Nichols also said an IRS review to determine if the so-called “cash balance” plan is equivalent to Social Security also will stop. Absent that IRS clearance, the employee and employer would have to pay into Social Security too.
“It is our understanding that the IRS will not consider the request at this time in light of the court ruling,” Nichols said. “We have asked our attorneys to investigate the possibility of an advisory opinion, but it is unlikely for the IRS to issue one.”
Earlier this month, Maureen Westgard, director of Teachers Retirement System of Louisiana, suggested that the state keep its request to the IRS as a proposal. “It would be nice to know in advance ... because it could lead us in other directions,” Westgard said.
The Louisiana Supreme Court ruled late last month that the so-called “cash balance” plan did not get the constitutionally required vote for legislative passage when it was approved in 2012.
The constitution requires a two-thirds vote if retirement proposals are going to add costs, which the legislative actuary said the cash balance plan would do.

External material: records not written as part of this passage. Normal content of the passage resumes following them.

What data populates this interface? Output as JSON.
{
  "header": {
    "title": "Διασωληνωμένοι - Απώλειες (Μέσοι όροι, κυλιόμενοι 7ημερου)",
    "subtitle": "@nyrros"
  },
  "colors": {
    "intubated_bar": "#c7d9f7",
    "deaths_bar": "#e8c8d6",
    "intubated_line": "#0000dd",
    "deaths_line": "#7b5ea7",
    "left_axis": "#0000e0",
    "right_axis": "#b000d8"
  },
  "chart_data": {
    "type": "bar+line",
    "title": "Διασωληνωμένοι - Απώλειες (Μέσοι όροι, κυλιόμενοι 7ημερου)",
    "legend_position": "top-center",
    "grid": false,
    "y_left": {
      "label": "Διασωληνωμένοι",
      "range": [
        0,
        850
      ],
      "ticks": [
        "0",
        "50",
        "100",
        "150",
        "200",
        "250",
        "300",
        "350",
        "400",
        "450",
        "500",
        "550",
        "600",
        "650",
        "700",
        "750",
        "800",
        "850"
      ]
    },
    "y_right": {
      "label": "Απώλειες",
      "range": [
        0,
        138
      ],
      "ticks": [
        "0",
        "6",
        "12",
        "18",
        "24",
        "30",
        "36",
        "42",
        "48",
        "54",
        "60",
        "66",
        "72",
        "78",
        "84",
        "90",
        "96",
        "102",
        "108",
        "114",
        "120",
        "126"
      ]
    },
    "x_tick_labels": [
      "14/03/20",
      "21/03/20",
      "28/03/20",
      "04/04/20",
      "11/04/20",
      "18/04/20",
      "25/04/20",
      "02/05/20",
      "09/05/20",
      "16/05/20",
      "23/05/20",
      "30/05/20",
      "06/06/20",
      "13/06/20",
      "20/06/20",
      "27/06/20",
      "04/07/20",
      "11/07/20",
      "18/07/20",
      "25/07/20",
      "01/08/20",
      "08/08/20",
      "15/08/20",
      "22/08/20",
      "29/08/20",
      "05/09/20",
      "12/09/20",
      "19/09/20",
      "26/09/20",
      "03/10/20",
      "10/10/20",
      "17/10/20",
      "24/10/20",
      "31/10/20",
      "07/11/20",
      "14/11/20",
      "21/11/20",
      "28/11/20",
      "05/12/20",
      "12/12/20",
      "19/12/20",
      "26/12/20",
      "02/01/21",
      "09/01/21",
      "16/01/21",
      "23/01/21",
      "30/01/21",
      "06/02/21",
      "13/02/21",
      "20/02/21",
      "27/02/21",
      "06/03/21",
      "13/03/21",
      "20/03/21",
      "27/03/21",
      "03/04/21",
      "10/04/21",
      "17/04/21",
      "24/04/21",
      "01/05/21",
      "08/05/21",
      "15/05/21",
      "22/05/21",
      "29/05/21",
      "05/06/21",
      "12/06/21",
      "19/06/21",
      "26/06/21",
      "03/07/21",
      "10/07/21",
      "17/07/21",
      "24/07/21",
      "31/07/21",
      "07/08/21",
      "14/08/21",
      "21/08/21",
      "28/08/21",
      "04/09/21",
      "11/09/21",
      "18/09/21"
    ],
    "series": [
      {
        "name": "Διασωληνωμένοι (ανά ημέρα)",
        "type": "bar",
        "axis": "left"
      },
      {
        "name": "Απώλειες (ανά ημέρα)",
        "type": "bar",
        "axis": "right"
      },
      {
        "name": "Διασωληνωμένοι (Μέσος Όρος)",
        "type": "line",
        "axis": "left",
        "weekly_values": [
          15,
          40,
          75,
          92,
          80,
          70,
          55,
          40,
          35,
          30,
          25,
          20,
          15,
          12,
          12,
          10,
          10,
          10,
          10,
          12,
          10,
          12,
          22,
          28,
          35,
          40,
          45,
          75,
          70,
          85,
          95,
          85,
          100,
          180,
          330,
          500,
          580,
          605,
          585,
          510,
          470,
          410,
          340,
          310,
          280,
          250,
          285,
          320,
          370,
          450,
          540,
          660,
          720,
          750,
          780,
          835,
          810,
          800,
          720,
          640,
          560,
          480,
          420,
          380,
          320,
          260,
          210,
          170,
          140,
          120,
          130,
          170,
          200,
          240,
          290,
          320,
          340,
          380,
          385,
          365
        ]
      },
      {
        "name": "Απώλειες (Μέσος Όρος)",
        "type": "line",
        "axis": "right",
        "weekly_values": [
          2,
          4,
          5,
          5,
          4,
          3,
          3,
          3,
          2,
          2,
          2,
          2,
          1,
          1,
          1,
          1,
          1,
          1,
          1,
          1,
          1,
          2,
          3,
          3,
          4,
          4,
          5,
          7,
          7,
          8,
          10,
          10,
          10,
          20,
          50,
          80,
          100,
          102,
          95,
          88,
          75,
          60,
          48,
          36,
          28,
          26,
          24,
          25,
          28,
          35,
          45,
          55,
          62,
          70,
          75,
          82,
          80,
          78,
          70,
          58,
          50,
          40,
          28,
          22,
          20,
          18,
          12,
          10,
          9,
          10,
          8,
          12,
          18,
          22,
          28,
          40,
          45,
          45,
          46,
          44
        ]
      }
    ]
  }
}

The legislation got a two-thirds vote in the Senate but came up short in the House.
Louisiana House sponsor of the plan state Rep. Kevin Pearson said the Legislature still needs to consider some plan which limits the state’s liability for employee pension benefits.
“I still believe something like the ‘cash balance’ is the way to go,” said Pearson, R-Slidell. But he noted the difficulty in getting sufficient House members to embrace it.
State Senate Retirement Committee Chairman Elbert Guillory said there are negotiations taking place that will probably lead to “an improved version of cash balance.”
“It’s wide open. I think there will be a lot of compromise,” said Guillory, R-Opelousas.
The new pension plan would operate similar to a private-sector 401(k)-plan, except funds would be protected from investment losses.
An employee would contribute 8 percent of pay and the employer, which is the state, 4 percent with all but 1 percent of the investment earnings going toward an individual’s pension. The 1 percent would act as a reserve to guard against investment losses.
Gov. Bobby Jindal has said the change is necessary to provide a sustainable pension plan that reduces state long-term obligations. He noted the growing unfunded liability of the Louisiana State Employees Retirement System and the Teachers Retirement System of Louisiana.
LASERS said the plan would not provide retirement security for employees who do not have the “safety net” of Social Security.